Shortly after the party, I was enjoying my usual houseful of folks when someone said they had a craving for fried chicken. Drunk, loaded, and trippin', a bunch of people went to the store, got the chicken (actually they stole the chicken), came back, and started frying it up. As soon as I smelled the scent of frying chicken I began to get nauseous. The last time that had happened, I was pregnant. I was still half-assed about taking my birth-control pills.

Could I be pregnant? And if so, whose was it? In the last four months I'd had three boyfriends.

I went to the free clinic, and sure enough, I was pregnant. Fuck! They said I was about two months in, which meant this dude named Calvin was probably the father. I knew the lifestyle I led was not one for children, and I'd be damned if I was going to let the same system that had fucked me over raise my kids. That baby I lost in Lancaster was the first and last I ever intended to keep. So an abortion was the only way out. The nurse told me about a few clinics that offered cheap abortions. Although I hadn't spoken to Calvin in a couple of months, I'd be damned if I was going to pay for the abortion myself.

When I called Calvin to demand half the money, the first thing he asked was, "Is it mine?" This pissed me off. Yes, I fucked around. And, yes, I slept with a lot of different men. But he didn't know that.

"Of course it's yours!" I screamed, though in my heart I really wasn't sure.

He gave me half the money for the abortion, but refused my request to go with me to get it done. I didn't care. I'd long since been used to doing shit for myself by myself. I caught the bus to the clinic, had the abortion, and was home partying within the hour as if nothing had just happened. I never looked back.

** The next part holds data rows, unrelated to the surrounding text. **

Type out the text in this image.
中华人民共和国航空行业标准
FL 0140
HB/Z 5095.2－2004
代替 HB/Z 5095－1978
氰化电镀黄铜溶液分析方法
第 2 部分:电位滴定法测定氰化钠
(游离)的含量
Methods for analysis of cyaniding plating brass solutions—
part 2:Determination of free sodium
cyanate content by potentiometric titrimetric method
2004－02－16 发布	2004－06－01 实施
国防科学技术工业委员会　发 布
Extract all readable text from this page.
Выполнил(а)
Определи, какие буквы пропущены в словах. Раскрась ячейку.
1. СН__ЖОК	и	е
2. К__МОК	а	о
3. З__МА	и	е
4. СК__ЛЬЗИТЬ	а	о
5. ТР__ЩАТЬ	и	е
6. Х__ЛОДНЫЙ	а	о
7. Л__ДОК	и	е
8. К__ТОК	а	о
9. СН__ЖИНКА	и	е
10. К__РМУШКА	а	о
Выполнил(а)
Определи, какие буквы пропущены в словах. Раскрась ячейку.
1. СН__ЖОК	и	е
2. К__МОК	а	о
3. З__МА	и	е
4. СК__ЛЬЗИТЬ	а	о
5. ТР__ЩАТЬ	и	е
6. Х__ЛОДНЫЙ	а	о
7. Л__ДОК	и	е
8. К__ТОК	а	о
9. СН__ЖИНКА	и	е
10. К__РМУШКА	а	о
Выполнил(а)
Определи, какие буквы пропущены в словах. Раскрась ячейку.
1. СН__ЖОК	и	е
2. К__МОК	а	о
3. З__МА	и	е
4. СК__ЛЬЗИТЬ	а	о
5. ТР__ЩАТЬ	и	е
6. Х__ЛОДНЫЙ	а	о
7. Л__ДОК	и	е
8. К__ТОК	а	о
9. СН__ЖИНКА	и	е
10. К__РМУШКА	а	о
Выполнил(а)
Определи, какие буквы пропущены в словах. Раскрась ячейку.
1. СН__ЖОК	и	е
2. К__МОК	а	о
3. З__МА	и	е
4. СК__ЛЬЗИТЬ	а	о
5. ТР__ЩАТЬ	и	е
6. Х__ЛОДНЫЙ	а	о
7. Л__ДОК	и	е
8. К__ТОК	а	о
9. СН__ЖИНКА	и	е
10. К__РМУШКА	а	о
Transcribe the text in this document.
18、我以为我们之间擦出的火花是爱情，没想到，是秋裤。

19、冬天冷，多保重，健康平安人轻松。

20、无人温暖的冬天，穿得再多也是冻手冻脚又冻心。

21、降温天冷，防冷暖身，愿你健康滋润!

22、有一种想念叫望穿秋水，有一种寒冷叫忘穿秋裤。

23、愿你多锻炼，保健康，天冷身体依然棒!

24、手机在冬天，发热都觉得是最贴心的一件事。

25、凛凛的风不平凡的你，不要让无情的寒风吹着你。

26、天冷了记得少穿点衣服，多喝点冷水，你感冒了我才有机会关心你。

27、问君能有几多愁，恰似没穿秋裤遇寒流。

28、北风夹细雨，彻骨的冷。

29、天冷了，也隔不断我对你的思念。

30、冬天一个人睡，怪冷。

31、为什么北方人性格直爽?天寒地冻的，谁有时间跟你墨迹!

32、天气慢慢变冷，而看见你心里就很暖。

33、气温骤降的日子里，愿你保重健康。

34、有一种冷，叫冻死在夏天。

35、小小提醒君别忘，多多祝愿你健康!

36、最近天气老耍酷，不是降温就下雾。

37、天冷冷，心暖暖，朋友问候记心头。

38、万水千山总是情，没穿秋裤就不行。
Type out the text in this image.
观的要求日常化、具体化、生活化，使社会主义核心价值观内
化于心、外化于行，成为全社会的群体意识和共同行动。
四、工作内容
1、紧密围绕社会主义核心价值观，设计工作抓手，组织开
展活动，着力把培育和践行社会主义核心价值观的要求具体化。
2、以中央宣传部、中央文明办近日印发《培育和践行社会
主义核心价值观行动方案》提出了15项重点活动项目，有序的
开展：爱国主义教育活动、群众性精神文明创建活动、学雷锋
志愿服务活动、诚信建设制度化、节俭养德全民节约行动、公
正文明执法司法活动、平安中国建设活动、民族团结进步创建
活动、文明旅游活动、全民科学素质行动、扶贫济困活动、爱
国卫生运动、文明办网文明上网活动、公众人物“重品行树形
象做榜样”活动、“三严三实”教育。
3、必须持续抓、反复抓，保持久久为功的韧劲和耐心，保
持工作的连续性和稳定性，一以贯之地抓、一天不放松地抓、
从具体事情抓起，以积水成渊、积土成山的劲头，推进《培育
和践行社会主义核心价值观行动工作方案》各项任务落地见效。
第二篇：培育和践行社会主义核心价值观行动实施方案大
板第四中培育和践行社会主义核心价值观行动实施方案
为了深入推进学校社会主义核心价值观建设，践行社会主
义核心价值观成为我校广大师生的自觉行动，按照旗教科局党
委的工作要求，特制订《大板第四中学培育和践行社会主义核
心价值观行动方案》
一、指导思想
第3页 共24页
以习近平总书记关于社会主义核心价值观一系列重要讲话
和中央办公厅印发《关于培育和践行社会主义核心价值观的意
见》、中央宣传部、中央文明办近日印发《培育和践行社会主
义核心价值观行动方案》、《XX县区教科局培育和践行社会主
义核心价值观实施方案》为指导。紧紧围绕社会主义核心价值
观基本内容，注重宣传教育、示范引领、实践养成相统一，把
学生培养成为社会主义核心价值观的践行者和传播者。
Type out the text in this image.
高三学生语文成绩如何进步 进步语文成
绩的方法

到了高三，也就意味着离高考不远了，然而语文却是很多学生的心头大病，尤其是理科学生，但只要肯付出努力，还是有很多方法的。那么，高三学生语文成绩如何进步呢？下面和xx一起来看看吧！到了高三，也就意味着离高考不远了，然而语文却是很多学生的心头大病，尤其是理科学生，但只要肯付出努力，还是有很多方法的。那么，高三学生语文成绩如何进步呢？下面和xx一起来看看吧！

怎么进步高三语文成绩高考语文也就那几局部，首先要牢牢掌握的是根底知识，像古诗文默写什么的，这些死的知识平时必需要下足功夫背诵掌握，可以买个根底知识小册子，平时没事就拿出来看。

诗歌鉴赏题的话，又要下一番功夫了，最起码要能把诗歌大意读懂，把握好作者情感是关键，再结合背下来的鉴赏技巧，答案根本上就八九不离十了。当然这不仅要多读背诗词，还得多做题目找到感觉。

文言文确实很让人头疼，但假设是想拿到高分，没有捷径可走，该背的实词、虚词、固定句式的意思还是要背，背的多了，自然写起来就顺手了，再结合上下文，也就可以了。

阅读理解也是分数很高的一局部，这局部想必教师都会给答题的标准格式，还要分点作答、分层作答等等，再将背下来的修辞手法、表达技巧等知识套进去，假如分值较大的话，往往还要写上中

Kids ain't for everyone, I'd convinced myself.

I kept the abortion a secret from everyone. But I made a vow to try to do a better job of taking my birth-control pills.

- Every once in a while Jr. would come by and check on me. Although he didn't know I was "slanging" (selling dope), he was suspicious of all of the people who were always at my house. But I was grown and paying my own rent in my own house, so he never said much, outside of regularly voicing his displeasure with the fact that I'd quit school.

They can't teach me nothing in school I can't learn on the streets. I truly believed that school was for suckers, and I had NEVER considered myself a sucker. So returning to school was never an option.

Jr. was pleased at the thought that I was still working-I didn't bother to tell him I'd quit. Still, he would always fuss at me about my unhealthy lifestyle and how I needed an education to be successful in life.